What will actually happen when the SNP negotiating team, flushed with the success of the 2014 YES vote, actually sits down to prepare its opening position on the nuclear issues?

I can’t answer that, since I have no idea how their team will be structured and how it will be advised, nor how they will define their range of negotiating objectives.  So I can only say what could happen, and, tentatively, what should happen from the standpoint of good diplomatic and negotiating practice.

The pre-negotiations analysis is a critical phase in any negotiation. Under certain circumstances, especially if it is done badly, it can become the critical phase.

Over-simplifying, the first steps are to determine negotiating objectives, i.e. the desired outcomes of the negotiation, to prioritise them, to quantify the range of acceptability within the objectives, and to determine which objectives are linked, and how. Clearly defence related matters are interlinked, but defence as a total issue may have critical linkage to other issues, e.g. jobs, environmental matters, investment.

Two key aspects exist in relation to prioritisation of issues – significance and urgency. Issues may be of high significance but low urgency in terms of when the objective or at the other extreme may have high urgency but low significance. As in project planning, sequencing of issues is necessary – achievement of one may be contingent on prior achievement of another.

Let’s try to look at the removal of Trident and NATO membership from a simple perspective -

The achievement of the removal of Trident objective, in the SNP defence paper, must be negotiated with the UK before membership of NATO can be negotiated – that is, if one accepts that it must, or even can be negotiated with NATO.

Both are presented to the SNP membership as deal breakers, i.e. crucial objectives that must be achieved.

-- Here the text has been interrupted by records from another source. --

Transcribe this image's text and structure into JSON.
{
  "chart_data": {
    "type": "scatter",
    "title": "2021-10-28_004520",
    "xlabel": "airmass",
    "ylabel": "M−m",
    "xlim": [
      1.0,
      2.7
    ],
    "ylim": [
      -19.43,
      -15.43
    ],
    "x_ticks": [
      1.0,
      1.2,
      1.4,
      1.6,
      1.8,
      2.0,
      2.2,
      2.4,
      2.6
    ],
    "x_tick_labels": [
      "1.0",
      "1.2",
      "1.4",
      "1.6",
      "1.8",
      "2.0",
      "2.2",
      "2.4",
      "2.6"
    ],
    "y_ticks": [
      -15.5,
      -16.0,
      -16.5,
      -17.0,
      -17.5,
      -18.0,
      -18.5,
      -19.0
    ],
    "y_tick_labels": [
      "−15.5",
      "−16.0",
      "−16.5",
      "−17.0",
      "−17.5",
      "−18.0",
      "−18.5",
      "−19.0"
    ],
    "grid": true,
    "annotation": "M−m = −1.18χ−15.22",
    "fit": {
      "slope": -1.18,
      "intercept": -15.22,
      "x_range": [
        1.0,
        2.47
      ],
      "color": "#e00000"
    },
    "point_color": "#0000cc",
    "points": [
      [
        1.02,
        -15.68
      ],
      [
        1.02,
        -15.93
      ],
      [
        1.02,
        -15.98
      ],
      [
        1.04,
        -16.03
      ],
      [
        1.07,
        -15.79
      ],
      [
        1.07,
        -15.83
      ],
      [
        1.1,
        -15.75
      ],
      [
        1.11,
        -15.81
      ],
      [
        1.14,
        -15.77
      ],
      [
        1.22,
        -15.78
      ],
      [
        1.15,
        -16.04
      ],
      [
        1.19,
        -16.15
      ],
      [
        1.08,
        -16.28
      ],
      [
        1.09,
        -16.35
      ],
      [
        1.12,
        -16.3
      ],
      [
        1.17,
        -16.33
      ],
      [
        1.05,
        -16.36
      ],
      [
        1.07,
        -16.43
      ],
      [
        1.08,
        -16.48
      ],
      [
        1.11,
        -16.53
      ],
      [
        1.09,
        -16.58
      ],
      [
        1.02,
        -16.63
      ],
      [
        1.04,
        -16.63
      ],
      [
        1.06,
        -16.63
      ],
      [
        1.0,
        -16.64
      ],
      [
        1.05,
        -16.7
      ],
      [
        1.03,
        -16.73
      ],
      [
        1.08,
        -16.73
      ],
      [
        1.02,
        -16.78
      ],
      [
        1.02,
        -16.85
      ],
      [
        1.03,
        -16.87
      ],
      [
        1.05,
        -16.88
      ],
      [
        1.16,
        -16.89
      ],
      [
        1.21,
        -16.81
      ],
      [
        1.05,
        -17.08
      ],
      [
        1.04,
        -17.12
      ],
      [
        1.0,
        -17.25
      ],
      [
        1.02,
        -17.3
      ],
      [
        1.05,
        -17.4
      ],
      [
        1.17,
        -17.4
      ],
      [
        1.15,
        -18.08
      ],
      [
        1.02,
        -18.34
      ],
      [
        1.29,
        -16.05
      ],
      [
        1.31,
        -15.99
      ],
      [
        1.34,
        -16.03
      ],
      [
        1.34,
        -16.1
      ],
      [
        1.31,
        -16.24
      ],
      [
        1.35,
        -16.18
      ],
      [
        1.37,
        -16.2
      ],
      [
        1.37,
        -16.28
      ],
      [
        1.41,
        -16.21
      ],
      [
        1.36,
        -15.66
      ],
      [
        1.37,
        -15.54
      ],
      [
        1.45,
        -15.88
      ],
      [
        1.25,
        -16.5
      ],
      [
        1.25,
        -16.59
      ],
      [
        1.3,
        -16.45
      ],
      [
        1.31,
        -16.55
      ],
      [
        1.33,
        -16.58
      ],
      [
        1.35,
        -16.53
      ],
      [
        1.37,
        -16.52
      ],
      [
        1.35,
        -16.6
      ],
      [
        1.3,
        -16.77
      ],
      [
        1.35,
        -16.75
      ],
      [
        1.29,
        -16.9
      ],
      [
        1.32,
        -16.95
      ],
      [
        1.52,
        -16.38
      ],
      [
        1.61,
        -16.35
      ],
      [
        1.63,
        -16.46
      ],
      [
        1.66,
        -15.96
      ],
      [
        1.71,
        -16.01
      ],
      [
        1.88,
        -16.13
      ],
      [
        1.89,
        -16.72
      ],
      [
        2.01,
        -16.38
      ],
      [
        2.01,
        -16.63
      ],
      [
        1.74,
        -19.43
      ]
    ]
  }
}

A nuclear Scotland is a totally unacceptable outcome in the negotiations with the UK. Membership of NATO is unacceptable if, after negotiating a nuclear-free Scotland with the UK, NATO requires Scotland to host nuclear weapons or participate in non-UN sanctioned operations. But all objective, even crucial objectives, have measurable elements defining how acceptable the agreement is on a spectrum of acceptability.

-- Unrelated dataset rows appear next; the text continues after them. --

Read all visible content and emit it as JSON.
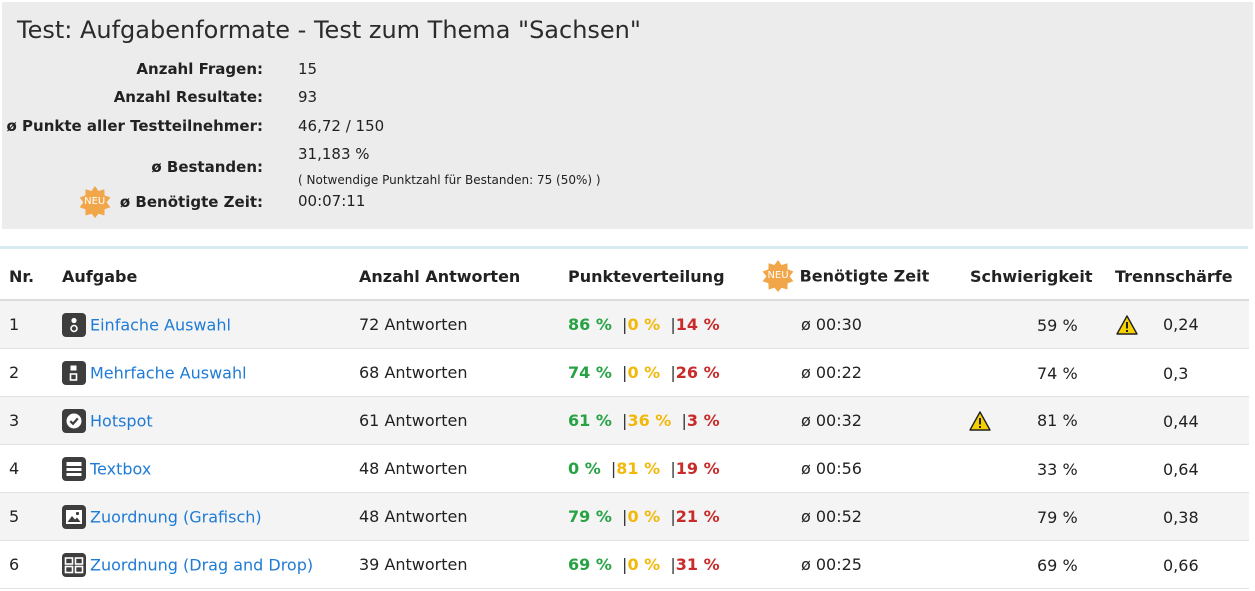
{
  "title": "Test: Aufgabenformate - Test zum Thema \"Sachsen\"",
  "summary": {
    "fragen_label": "Anzahl Fragen:",
    "fragen_value": "15",
    "resultate_label": "Anzahl Resultate:",
    "resultate_value": "93",
    "punkte_label": "ø Punkte aller Testteilnehmer:",
    "punkte_value": "46,72 / 150",
    "bestanden_label": "ø Bestanden:",
    "bestanden_value": "31,183 %",
    "bestanden_note": "( Notwendige Punktzahl für Bestanden: 75 (50%) )",
    "zeit_badge": "NEU",
    "zeit_label": "ø Benötigte Zeit:",
    "zeit_value": "00:07:11"
  },
  "table": {
    "headers": {
      "nr": "Nr.",
      "aufgabe": "Aufgabe",
      "antworten": "Anzahl Antworten",
      "punkte": "Punkteverteilung",
      "zeit_badge": "NEU",
      "zeit": "Benötigte Zeit",
      "schwierigkeit": "Schwierigkeit",
      "trennschaerfe": "Trennschärfe"
    },
    "rows": [
      {
        "nr": "1",
        "icon": "single-choice-icon",
        "aufgabe": "Einfache Auswahl",
        "antworten": "72 Antworten",
        "green": "86 %",
        "yellow": "0 %",
        "red": "14 %",
        "zeit": "ø  00:30",
        "schwierigkeit": "59 %",
        "trennschaerfe": "0,24",
        "warn_difficulty": false,
        "warn_discrimination": true
      },
      {
        "nr": "2",
        "icon": "multiple-choice-icon",
        "aufgabe": "Mehrfache Auswahl",
        "antworten": "68 Antworten",
        "green": "74 %",
        "yellow": "0 %",
        "red": "26 %",
        "zeit": "ø  00:22",
        "schwierigkeit": "74 %",
        "trennschaerfe": "0,3",
        "warn_difficulty": false,
        "warn_discrimination": false
      },
      {
        "nr": "3",
        "icon": "hotspot-icon",
        "aufgabe": "Hotspot",
        "antworten": "61 Antworten",
        "green": "61 %",
        "yellow": "36 %",
        "red": "3 %",
        "zeit": "ø  00:32",
        "schwierigkeit": "81 %",
        "trennschaerfe": "0,44",
        "warn_difficulty": true,
        "warn_discrimination": false
      },
      {
        "nr": "4",
        "icon": "textbox-icon",
        "aufgabe": "Textbox",
        "antworten": "48 Antworten",
        "green": "0 %",
        "yellow": "81 %",
        "red": "19 %",
        "zeit": "ø  00:56",
        "schwierigkeit": "33 %",
        "trennschaerfe": "0,64",
        "warn_difficulty": false,
        "warn_discrimination": false
      },
      {
        "nr": "5",
        "icon": "image-mapping-icon",
        "aufgabe": "Zuordnung (Grafisch)",
        "antworten": "48 Antworten",
        "green": "79 %",
        "yellow": "0 %",
        "red": "21 %",
        "zeit": "ø  00:52",
        "schwierigkeit": "79 %",
        "trennschaerfe": "0,38",
        "warn_difficulty": false,
        "warn_discrimination": false
      },
      {
        "nr": "6",
        "icon": "drag-drop-icon",
        "aufgabe": "Zuordnung (Drag and Drop)",
        "antworten": "39 Antworten",
        "green": "69 %",
        "yellow": "0 %",
        "red": "31 %",
        "zeit": "ø  00:25",
        "schwierigkeit": "69 %",
        "trennschaerfe": "0,66",
        "warn_difficulty": false,
        "warn_discrimination": false
      }
    ]
  },
  "colors": {
    "green": "#27a244",
    "yellow": "#f2b90c",
    "red": "#c92a2a",
    "link": "#1e7bd6",
    "badge": "#f2a64a",
    "warning": "#f5d000"
  }
}
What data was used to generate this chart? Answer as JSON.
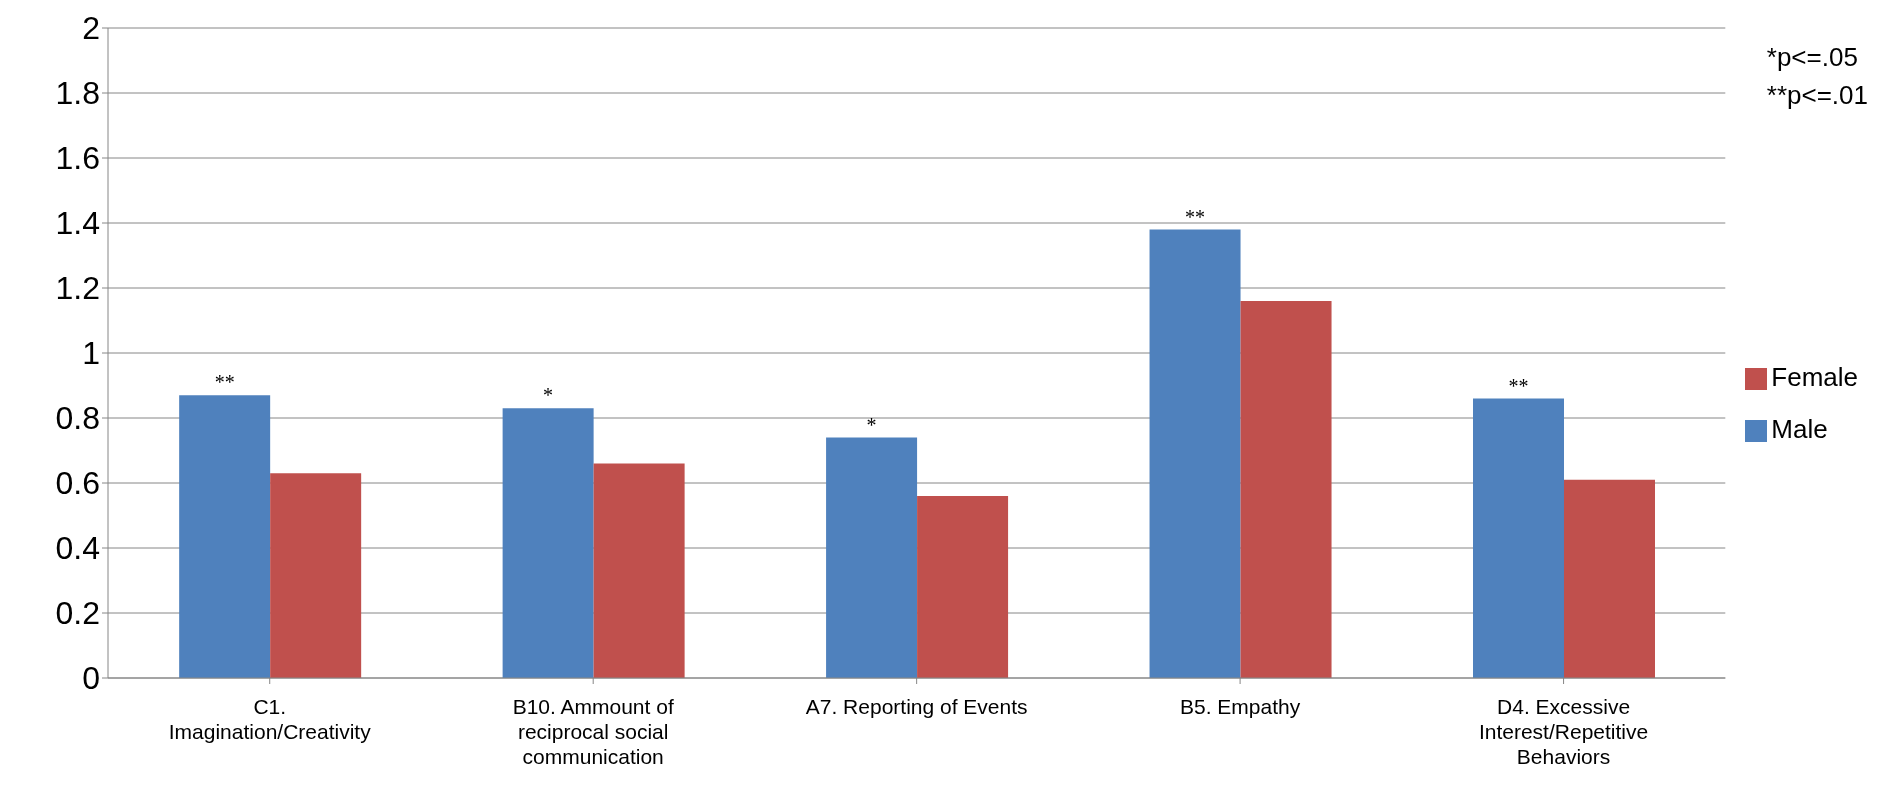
{
  "chart_data": {
    "type": "bar",
    "categories": [
      "C1. Imagination/Creativity",
      "B10. Ammount of reciprocal social communication",
      "A7. Reporting of Events",
      "B5. Empathy",
      "D4. Excessive Interest/Repetitive Behaviors"
    ],
    "series": [
      {
        "name": "Male",
        "color": "#4f81bd",
        "values": [
          0.87,
          0.83,
          0.74,
          1.38,
          0.86
        ]
      },
      {
        "name": "Female",
        "color": "#c0504d",
        "values": [
          0.63,
          0.66,
          0.56,
          1.16,
          0.61
        ]
      }
    ],
    "ylim": [
      0,
      2
    ],
    "yticks": [
      0,
      0.2,
      0.4,
      0.6,
      0.8,
      1,
      1.2,
      1.4,
      1.6,
      1.8,
      2
    ],
    "grid": "y",
    "legend": "right",
    "annotations": [
      {
        "text": "**",
        "x": "C1. Imagination/Creativity",
        "y": 0.87
      },
      {
        "text": "*",
        "x": "B10. Ammount of reciprocal social communication",
        "y": 0.83
      },
      {
        "text": "*",
        "x": "A7. Reporting of Events",
        "y": 0.74
      },
      {
        "text": "**",
        "x": "B5. Empathy",
        "y": 1.38
      },
      {
        "text": "**",
        "x": "D4. Excessive Interest/Repetitive Behaviors",
        "y": 0.86
      },
      "*p<=.05",
      "**p<=.01"
    ]
  }
}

If it is essential, say for example, that I buy a car, there is almost certainly a minimum and maximum price that I will pay. If I must have the car by the end of the month, I may take delivery today or on the last day of the month. I therefore have entry and exit points on price and time.

And so it is with the crucial objective of the removal of Trident after independence – in an ideal world, Trident would vanish the day after independence, painlessly and without any cost to the Scottish people. The reality is more complex, and the SNP’s ‘withdrawal of Trident’ will have to be defined on a spectrum of acceptability on a number of measurable criteria, with an ideal position as entry point and a deal-breaker definition on the same measures as an exit point.

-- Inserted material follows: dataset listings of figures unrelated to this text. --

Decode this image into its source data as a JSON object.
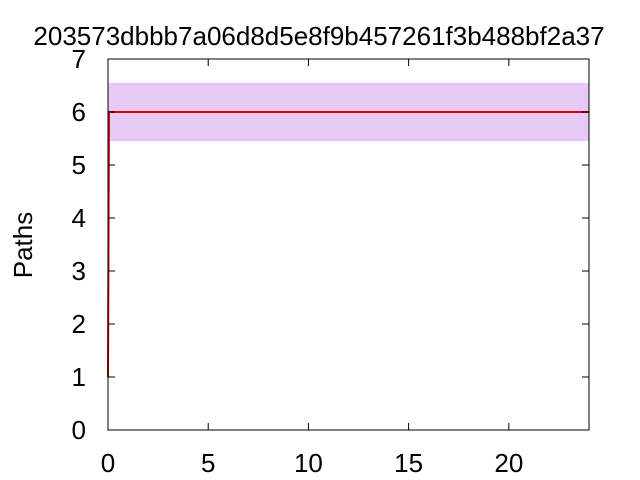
{
  "chart_data": {
    "type": "line",
    "title": "203573dbbb7a06d8d5e8f9b457261f3b488bf2a37",
    "xlabel": "",
    "ylabel": "Paths",
    "xlim": [
      0,
      24
    ],
    "ylim": [
      0,
      7
    ],
    "x_ticks": [
      0,
      5,
      10,
      15,
      20
    ],
    "y_ticks": [
      0,
      1,
      2,
      3,
      4,
      5,
      6,
      7
    ],
    "grid": false,
    "band": {
      "y_low": 5.45,
      "y_high": 6.55,
      "color": "#e8c8f4"
    },
    "series": [
      {
        "x": [
          0,
          0.05,
          24
        ],
        "y": [
          1,
          6,
          6
        ],
        "color": "#dd0000"
      }
    ]
  }
}
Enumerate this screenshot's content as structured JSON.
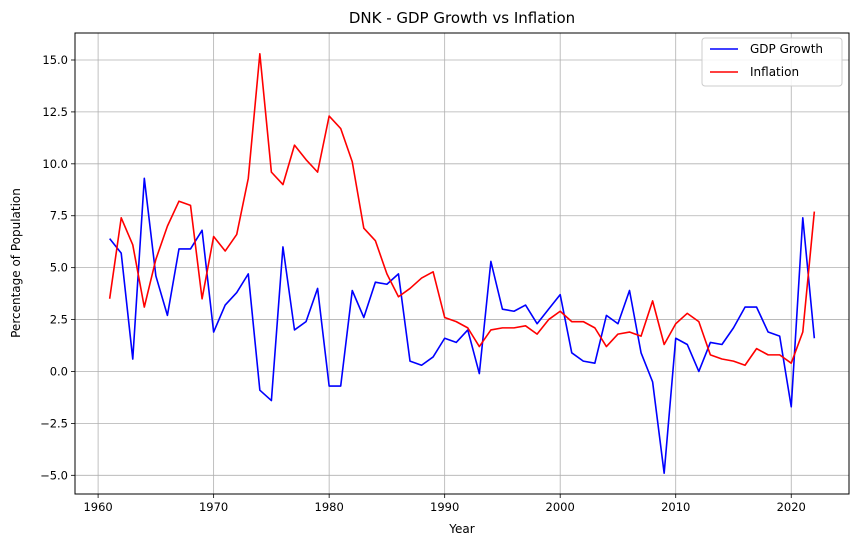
{
  "chart_data": {
    "type": "line",
    "title": "DNK - GDP Growth vs Inflation",
    "xlabel": "Year",
    "ylabel": "Percentage of Population",
    "xlim": [
      1958,
      2025
    ],
    "ylim": [
      -5.9,
      16.3
    ],
    "xticks": [
      1960,
      1970,
      1980,
      1990,
      2000,
      2010,
      2020
    ],
    "yticks": [
      -5.0,
      -2.5,
      0.0,
      2.5,
      5.0,
      7.5,
      10.0,
      12.5,
      15.0
    ],
    "ytick_labels": [
      "−5.0",
      "−2.5",
      "0.0",
      "2.5",
      "5.0",
      "7.5",
      "10.0",
      "12.5",
      "15.0"
    ],
    "grid": true,
    "legend_position": "top-right",
    "x": [
      1961,
      1962,
      1963,
      1964,
      1965,
      1966,
      1967,
      1968,
      1969,
      1970,
      1971,
      1972,
      1973,
      1974,
      1975,
      1976,
      1977,
      1978,
      1979,
      1980,
      1981,
      1982,
      1983,
      1984,
      1985,
      1986,
      1987,
      1988,
      1989,
      1990,
      1991,
      1992,
      1993,
      1994,
      1995,
      1996,
      1997,
      1998,
      1999,
      2000,
      2001,
      2002,
      2003,
      2004,
      2005,
      2006,
      2007,
      2008,
      2009,
      2010,
      2011,
      2012,
      2013,
      2014,
      2015,
      2016,
      2017,
      2018,
      2019,
      2020,
      2021,
      2022
    ],
    "series": [
      {
        "name": "GDP Growth",
        "color": "#0000ff",
        "values": [
          6.4,
          5.7,
          0.6,
          9.3,
          4.6,
          2.7,
          5.9,
          5.9,
          6.8,
          1.9,
          3.2,
          3.8,
          4.7,
          -0.9,
          -1.4,
          6.0,
          2.0,
          2.4,
          4.0,
          -0.7,
          -0.7,
          3.9,
          2.6,
          4.3,
          4.2,
          4.7,
          0.5,
          0.3,
          0.7,
          1.6,
          1.4,
          2.0,
          -0.1,
          5.3,
          3.0,
          2.9,
          3.2,
          2.3,
          3.0,
          3.7,
          0.9,
          0.5,
          0.4,
          2.7,
          2.3,
          3.9,
          0.9,
          -0.5,
          -4.9,
          1.6,
          1.3,
          0.0,
          1.4,
          1.3,
          2.1,
          3.1,
          3.1,
          1.9,
          1.7,
          -1.7,
          7.4,
          1.6
        ]
      },
      {
        "name": "Inflation",
        "color": "#ff0000",
        "values": [
          3.5,
          7.4,
          6.1,
          3.1,
          5.4,
          7.0,
          8.2,
          8.0,
          3.5,
          6.5,
          5.8,
          6.6,
          9.3,
          15.3,
          9.6,
          9.0,
          10.9,
          10.2,
          9.6,
          12.3,
          11.7,
          10.1,
          6.9,
          6.3,
          4.7,
          3.6,
          4.0,
          4.5,
          4.8,
          2.6,
          2.4,
          2.1,
          1.2,
          2.0,
          2.1,
          2.1,
          2.2,
          1.8,
          2.5,
          2.9,
          2.4,
          2.4,
          2.1,
          1.2,
          1.8,
          1.9,
          1.7,
          3.4,
          1.3,
          2.3,
          2.8,
          2.4,
          0.8,
          0.6,
          0.5,
          0.3,
          1.1,
          0.8,
          0.8,
          0.4,
          1.9,
          7.7
        ]
      }
    ]
  }
}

Theoretically the entry point is immediately and the exit point is at some point on a loosely-defined or undefined timescale – a case of now or sometime …

In the magical thinking of many SNP supporters, independence is a magic wand that will conjure away all difficulties, as my correspondents are regular witness to, but realpolitik – and life – just ain’t like that.

The dangers of the spectrum between entry and exit point on the removal of Trident are more or less signalled – defined almost – by the stage shown above -

Step ONE: Deactivation of Trident weapons system – remove triggers and keys, remove certain components of missiles, and take submarines off patrol. Timescale: a few days.

Step TWO: Remove all weapons and store at Coulport. Timescale: approximately eight weeks.

Step THREE: Physically remove weapons from Scotland. Timescale: two years approximately.

Step FOUR: Dismantle weapons at Burghfield Timescale: four years approximately.

Bear in mind these are John Ainslie’s and CND’s estimates (supported by some experts) – but the UK side of the negotiation has very different views, as the loaded questions of the Select Committee MPs demonstrated very clearly. (Whether they actually believe their estimates or not is immaterial – they have a vested interest in inflating them, and in inflating costs and exaggerating difficulties.)